Saturday of the 32nd Week in Ordinary Time
Wisdom 18:14-16,19:6-9; Psalm 104; Luke 18:1-8
There was once a frog that fell into a bucket of milk. The sides of the bucket were too steep for it to climb out and too high for it to jump out. It was trapped but it never stopped trying to jump out, kicking and struggling in the milk even when it was exhausted. After a long time, it tiredly managed to jump out. Apparently the kicking and struggling of the frog had churned the mile into butter and that gave it a solid base from which to jump out of the bucket. This somewhat unbelievable story gives us a very good illustration of what tenacity actually. Tenacity comes from the Latin tenacitas which means to ‘grip hard’. It’s all about determination to do something, to hold on to one’s goals and to strive to achieve it.
The Gospel for today reminds us of the need for determination, perseverance and tenacity in prayer. There are many instances of prayer in the Gospel of Luke (often referred to as the gospel of prayer) and this one shows why we should be tenacious and determined when we pray. If we can annoy someone into giving in to our demands just through our own tenacity, wouldn’t God who loves and provides for us do even more? We do believe this but sometimes we need a nudge in the right direction.

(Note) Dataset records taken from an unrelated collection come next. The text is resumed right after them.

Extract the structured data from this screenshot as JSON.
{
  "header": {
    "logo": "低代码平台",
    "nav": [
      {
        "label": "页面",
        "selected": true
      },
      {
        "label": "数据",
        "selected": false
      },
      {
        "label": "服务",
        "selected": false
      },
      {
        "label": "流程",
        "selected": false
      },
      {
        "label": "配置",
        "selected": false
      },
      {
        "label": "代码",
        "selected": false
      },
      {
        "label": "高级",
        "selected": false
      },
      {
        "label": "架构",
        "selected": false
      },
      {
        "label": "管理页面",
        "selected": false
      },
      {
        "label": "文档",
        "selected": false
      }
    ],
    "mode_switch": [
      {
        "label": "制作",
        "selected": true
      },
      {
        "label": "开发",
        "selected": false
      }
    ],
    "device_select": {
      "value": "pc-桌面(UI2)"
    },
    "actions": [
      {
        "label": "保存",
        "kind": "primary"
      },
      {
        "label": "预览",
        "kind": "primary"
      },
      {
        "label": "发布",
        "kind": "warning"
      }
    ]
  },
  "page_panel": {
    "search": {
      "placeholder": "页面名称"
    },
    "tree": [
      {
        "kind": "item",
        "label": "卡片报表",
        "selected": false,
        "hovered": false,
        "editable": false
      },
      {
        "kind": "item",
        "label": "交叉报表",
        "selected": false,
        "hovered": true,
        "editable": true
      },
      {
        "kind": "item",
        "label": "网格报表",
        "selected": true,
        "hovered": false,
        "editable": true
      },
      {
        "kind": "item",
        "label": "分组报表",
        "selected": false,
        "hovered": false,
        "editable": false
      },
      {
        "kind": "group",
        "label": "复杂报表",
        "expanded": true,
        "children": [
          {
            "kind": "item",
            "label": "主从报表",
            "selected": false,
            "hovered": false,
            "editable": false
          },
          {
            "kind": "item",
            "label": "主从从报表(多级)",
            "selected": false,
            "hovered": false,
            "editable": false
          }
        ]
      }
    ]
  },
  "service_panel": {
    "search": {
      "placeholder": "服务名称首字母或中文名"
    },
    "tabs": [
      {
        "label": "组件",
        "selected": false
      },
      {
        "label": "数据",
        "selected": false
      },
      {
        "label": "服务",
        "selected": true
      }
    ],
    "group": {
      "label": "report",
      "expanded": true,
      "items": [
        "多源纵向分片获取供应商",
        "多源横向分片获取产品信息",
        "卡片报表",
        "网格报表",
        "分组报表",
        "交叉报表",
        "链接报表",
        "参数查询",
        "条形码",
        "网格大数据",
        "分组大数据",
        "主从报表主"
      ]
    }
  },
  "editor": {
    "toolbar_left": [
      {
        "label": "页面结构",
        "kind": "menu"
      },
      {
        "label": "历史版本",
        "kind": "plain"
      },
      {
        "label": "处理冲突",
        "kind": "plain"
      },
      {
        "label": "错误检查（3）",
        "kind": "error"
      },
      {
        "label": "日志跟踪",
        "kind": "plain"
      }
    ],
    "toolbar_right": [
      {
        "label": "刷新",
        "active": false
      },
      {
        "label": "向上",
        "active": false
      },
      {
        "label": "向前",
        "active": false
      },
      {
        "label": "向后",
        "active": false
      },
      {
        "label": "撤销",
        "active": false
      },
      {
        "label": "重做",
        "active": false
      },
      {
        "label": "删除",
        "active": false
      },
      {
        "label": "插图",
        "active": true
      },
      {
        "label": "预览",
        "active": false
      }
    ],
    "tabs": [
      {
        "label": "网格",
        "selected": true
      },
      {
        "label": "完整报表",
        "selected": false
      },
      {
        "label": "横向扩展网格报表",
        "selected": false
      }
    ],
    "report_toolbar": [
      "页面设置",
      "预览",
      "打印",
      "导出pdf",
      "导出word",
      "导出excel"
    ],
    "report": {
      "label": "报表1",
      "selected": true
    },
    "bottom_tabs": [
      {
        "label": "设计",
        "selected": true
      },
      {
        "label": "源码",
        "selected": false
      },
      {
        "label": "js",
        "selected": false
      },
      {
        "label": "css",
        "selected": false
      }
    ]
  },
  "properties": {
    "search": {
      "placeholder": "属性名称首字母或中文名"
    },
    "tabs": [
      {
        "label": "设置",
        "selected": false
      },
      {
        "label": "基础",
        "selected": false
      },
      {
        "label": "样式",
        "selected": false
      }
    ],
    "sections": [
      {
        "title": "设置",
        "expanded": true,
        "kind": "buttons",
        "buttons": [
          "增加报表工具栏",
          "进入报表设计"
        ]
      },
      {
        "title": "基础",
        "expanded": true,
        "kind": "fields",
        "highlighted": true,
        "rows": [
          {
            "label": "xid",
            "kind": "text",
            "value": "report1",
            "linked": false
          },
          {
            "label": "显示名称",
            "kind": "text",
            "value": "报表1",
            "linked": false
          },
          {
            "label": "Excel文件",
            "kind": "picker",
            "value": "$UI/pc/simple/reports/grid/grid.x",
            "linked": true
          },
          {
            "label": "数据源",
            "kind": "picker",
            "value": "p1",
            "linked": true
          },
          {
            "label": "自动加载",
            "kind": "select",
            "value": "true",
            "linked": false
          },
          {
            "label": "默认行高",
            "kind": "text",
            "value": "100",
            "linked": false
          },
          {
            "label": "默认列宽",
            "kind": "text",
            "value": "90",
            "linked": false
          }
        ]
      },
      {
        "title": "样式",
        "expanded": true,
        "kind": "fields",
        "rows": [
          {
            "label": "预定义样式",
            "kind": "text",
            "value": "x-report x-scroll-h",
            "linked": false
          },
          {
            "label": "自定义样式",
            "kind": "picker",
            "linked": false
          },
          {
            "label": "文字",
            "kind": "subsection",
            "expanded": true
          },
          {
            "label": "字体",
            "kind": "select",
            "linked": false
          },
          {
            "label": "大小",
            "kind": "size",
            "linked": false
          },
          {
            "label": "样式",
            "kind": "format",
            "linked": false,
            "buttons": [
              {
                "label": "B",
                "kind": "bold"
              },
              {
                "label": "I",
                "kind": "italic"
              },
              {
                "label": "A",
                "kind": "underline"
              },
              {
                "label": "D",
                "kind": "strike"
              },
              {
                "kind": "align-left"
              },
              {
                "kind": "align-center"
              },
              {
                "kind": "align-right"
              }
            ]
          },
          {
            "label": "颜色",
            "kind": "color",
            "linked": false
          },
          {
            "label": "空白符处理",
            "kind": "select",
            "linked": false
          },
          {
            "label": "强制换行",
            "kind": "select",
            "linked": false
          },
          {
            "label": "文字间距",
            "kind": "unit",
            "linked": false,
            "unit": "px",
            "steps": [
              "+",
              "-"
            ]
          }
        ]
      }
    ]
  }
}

One might ask, why be tenacious? Won’t God give us what we need when we need it? I’ve no doubt that God will do that but perhaps the tenacity will allow us to grow more. Tenacity builds endurance in a person. If we’re tenacious and determined to get what we want, we’re willing to go through quite a bit to get it. It might mean more suffering or might require us to exert more effort to get it, much like the frog that had to endure kicking all that time to get out. In sports, we build endurance by training hard. In prayer, we are rewarded with deepening relationship with God as we gain more endurance from prayer.
More than just endurance, tenacity in prayer builds patience in us too. We realise that we cannot do things in half measures. Just as the woman seeking justice would not get it if she gave up, our tenacity in prayer will allow us to be more patient in waiting for God to come close to us as we pray. We need to realise that things do not happen according to our wishes but according to God’s. What we pray for will happen but in God’s time – a truism but something that I’ve felt in life too. A wise spiritual directer always reminded me of that fact every time I got impatient and tried to get him to tell me what to do.
The 1st reading from the book of Wisdom gives us further insight into this. The exodus event and all the wondrous deeds of God (like the passover, the pillar of clouds, the crossing of the red sea) remind us that God does indeed work in the world. Though the people of Israel suffered, they endured and believed in the possibility of freedom and were duly rewarded. Tenacity alone does not bring us to what we need – we still need grace to be able to reach where God wants us to be. We need faith that the grace will come and the patience to know that we sometimes have to wait.
Tenacity changes us and strengthens us. As we pray more, and ask more for what we want, we begin to realise that our prayers get transformed slowly. We realise that prayer becomes less selfish and personal and more other-regarding. We ask less for what we want but more of what we really need. We become more aware of how prayer builds bridges, not just with God but with each other as well. Through our complaining and constant asking for what we need from God, we also begin to realise that God is always there, ready to love us in all we do. We become assured that good things will indeed come. We just have to wait and be patient and continue to have faith.